Image 3: Audit Trail Comparison. The left side (probabilistic) generates chaotic, unstructured reasoning traces that defy auditing. The right side (deterministic, as used in Image 2) produces clean, structured, sequential logs suitable for compliance.


The Mature Architecture: Reasoning Over Control

This brings me to the architecture I eventually settled on. It’s not "Agentic DB." It’s a hybrid model that keeps the reins tight.

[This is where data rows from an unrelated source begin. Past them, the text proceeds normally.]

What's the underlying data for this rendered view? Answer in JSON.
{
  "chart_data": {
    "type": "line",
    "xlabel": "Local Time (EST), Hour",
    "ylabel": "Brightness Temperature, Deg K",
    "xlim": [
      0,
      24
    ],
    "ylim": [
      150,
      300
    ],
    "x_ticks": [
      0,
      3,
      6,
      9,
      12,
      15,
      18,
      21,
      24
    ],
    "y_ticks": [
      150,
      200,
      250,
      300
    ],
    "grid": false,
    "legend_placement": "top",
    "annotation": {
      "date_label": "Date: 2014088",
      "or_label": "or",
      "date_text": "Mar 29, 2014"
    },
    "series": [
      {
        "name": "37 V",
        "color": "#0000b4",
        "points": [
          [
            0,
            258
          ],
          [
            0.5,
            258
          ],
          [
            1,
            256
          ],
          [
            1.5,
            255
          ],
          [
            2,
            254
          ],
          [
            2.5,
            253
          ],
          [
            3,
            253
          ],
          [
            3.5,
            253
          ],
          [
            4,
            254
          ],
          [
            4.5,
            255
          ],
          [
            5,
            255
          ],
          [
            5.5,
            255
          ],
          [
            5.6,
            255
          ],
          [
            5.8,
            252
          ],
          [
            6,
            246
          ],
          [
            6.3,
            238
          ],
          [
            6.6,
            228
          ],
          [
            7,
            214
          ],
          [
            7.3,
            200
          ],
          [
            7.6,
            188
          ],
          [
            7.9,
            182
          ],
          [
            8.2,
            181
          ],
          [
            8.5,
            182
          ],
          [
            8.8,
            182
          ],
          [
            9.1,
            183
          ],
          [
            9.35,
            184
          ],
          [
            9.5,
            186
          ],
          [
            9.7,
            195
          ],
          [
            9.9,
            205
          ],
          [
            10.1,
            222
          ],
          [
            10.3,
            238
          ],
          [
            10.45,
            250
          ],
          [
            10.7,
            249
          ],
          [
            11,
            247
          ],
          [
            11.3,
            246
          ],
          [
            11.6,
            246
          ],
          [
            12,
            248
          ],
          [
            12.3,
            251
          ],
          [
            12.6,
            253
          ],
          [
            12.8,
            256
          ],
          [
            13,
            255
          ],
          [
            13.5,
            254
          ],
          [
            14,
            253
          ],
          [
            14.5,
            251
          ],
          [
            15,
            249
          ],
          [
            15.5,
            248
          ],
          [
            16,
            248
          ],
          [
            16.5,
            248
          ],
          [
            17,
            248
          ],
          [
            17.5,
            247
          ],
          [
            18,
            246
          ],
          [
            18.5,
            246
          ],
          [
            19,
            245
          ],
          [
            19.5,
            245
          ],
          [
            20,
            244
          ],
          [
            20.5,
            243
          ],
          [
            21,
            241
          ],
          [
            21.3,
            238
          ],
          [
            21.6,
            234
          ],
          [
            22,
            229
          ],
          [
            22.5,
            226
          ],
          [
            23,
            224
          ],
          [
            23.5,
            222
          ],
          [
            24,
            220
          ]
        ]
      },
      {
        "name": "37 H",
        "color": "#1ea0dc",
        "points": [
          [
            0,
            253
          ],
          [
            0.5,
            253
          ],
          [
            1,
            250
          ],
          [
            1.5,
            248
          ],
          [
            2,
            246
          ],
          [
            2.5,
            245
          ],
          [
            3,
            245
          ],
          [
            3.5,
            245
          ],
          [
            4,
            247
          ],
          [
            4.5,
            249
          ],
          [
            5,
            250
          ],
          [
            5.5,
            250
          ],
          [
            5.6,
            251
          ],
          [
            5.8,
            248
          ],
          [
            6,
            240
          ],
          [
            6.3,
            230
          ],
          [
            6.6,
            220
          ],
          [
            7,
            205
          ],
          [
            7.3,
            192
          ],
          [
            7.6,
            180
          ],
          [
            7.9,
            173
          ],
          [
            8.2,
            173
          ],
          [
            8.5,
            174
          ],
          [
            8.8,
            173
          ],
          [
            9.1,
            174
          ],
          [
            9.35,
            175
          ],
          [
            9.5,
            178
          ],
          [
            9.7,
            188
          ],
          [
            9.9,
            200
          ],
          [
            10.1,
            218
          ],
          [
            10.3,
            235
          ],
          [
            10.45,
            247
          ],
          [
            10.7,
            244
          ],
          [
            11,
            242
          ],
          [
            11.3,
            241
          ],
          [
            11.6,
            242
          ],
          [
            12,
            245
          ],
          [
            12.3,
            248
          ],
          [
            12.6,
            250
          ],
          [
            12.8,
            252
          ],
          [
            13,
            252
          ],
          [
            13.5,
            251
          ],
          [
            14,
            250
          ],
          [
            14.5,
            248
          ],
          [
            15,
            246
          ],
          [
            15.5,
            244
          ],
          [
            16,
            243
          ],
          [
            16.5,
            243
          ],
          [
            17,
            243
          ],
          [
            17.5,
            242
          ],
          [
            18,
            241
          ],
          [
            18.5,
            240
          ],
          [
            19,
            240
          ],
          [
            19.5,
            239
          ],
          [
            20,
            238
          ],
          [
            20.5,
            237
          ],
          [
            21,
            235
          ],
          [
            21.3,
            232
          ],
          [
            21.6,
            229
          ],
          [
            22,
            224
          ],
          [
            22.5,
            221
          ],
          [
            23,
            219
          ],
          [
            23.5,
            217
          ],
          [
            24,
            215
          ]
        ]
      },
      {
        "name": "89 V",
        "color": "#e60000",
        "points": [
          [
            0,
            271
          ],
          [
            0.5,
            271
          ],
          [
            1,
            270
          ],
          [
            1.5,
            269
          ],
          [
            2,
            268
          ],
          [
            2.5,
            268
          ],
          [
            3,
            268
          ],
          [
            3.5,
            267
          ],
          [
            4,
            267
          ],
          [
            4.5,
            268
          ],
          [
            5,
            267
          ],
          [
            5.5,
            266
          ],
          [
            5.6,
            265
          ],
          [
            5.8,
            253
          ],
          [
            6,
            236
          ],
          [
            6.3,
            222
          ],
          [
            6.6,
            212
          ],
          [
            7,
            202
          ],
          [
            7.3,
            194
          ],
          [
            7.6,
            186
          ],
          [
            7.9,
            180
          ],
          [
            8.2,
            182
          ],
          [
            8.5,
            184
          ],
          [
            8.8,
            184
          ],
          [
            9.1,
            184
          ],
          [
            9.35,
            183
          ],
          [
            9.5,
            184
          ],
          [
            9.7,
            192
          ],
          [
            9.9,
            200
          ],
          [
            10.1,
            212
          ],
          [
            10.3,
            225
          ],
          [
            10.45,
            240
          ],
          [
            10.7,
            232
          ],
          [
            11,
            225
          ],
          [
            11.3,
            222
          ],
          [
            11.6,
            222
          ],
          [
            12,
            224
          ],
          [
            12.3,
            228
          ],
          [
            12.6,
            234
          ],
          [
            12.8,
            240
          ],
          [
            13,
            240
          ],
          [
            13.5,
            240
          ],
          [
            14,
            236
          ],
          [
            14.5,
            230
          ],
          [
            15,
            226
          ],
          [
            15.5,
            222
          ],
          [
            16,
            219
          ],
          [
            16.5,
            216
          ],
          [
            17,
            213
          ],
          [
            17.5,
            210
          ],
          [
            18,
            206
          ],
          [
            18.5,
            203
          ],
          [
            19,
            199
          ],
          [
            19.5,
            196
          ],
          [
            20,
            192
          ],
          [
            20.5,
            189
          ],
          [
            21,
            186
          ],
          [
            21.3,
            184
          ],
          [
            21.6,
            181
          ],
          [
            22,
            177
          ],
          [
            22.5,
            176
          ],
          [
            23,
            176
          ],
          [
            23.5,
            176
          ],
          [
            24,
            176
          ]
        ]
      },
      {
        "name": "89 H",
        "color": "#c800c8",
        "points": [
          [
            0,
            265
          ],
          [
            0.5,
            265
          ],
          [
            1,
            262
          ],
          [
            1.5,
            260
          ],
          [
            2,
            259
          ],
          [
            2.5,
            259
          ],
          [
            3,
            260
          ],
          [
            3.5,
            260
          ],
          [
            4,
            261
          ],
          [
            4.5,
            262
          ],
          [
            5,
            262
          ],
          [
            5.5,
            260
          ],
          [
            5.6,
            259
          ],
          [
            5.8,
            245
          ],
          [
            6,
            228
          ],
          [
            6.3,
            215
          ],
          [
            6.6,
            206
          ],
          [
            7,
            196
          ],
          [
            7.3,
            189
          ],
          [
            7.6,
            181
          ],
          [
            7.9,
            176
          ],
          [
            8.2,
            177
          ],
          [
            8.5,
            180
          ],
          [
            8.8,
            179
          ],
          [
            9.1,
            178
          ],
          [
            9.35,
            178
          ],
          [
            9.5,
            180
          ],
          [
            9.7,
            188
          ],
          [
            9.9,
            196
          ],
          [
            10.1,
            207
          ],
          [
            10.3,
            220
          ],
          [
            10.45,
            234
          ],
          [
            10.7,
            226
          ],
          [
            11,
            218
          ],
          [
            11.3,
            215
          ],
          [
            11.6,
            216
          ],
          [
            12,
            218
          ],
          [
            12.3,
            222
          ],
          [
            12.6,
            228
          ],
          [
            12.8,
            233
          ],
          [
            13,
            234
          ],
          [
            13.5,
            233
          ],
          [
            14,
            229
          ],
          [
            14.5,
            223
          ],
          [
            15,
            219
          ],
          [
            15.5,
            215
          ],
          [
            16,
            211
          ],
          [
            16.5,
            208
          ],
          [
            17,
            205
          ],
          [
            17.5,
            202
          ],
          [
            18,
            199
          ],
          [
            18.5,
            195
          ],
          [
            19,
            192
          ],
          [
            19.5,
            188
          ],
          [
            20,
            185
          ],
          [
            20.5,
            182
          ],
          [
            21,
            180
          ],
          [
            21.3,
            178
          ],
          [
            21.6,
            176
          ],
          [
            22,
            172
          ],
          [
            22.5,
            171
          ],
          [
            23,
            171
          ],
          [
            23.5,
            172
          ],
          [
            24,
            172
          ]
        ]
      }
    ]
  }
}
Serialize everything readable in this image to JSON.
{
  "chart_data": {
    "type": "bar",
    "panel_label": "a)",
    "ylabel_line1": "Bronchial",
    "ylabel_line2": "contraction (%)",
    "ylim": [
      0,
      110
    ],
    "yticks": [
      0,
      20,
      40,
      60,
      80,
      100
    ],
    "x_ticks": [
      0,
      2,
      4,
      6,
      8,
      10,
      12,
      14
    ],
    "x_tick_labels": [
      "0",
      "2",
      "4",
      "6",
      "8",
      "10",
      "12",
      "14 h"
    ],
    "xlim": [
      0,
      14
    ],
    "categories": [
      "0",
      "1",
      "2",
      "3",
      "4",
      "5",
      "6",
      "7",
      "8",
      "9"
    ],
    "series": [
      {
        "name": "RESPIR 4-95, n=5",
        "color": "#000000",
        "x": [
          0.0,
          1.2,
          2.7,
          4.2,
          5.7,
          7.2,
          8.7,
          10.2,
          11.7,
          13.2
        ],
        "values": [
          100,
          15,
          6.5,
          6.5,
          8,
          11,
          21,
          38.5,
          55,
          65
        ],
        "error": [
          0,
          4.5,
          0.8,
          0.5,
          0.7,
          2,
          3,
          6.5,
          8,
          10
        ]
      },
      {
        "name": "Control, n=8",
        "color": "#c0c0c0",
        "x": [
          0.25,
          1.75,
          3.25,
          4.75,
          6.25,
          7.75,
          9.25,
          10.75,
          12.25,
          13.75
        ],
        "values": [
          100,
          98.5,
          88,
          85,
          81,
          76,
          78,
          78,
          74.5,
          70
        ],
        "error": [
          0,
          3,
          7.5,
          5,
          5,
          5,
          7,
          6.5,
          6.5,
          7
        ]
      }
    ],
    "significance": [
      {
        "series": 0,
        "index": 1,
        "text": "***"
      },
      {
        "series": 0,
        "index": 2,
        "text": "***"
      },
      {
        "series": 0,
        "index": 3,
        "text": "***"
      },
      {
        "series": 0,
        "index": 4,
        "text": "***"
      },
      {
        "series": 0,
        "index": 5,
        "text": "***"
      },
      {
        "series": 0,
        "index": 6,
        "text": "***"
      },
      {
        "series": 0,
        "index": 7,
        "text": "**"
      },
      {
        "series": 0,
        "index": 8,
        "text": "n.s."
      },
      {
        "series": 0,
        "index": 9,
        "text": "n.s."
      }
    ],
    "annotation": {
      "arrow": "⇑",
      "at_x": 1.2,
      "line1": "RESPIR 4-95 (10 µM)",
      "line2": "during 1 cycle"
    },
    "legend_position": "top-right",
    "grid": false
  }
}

[Agent Layer] → [Deterministic Policy Engine] → [Hybrid Manager API]
   analyze            decide + validate             execute

The Agent Layer sits at the top. It looks at the data, summarizes health, explains anomalies, and recommends actions. It says, "Hey, CPU is high, you might want to scale."

The Deterministic Policy Engine sits in the middle. It takes that recommendation (or metric thresholds) and applies the hard logic. It checks the cooldowns, validates the preconditions, and ensures the blast radius is contained. It makes the final decision.

The Execution Layer does the work. It makes the bounded API calls to Hybrid Manager and logs the result.

This model gives me the best of both worlds. I get the intelligence and insight of an LLM without surrendering control to a probabilistic system.

The Pragmatic Takeaway

The industry is rushing to wrap everything in agents, but for those of us operating Postgres in production, we have to be more discerning.

If the task is a control problem, ie.  it modifies infrastructure, use a script. Use a state machine. Use determinism.

If the task is a reasoning problem, ie.  it requires analysis, synthesis, or communication then use an agent.

The goal isn’t to avoid agents. It’s to deploy them where their strengths matter: in the passenger seat, navigating, while the deterministic engine keeps the car on the road.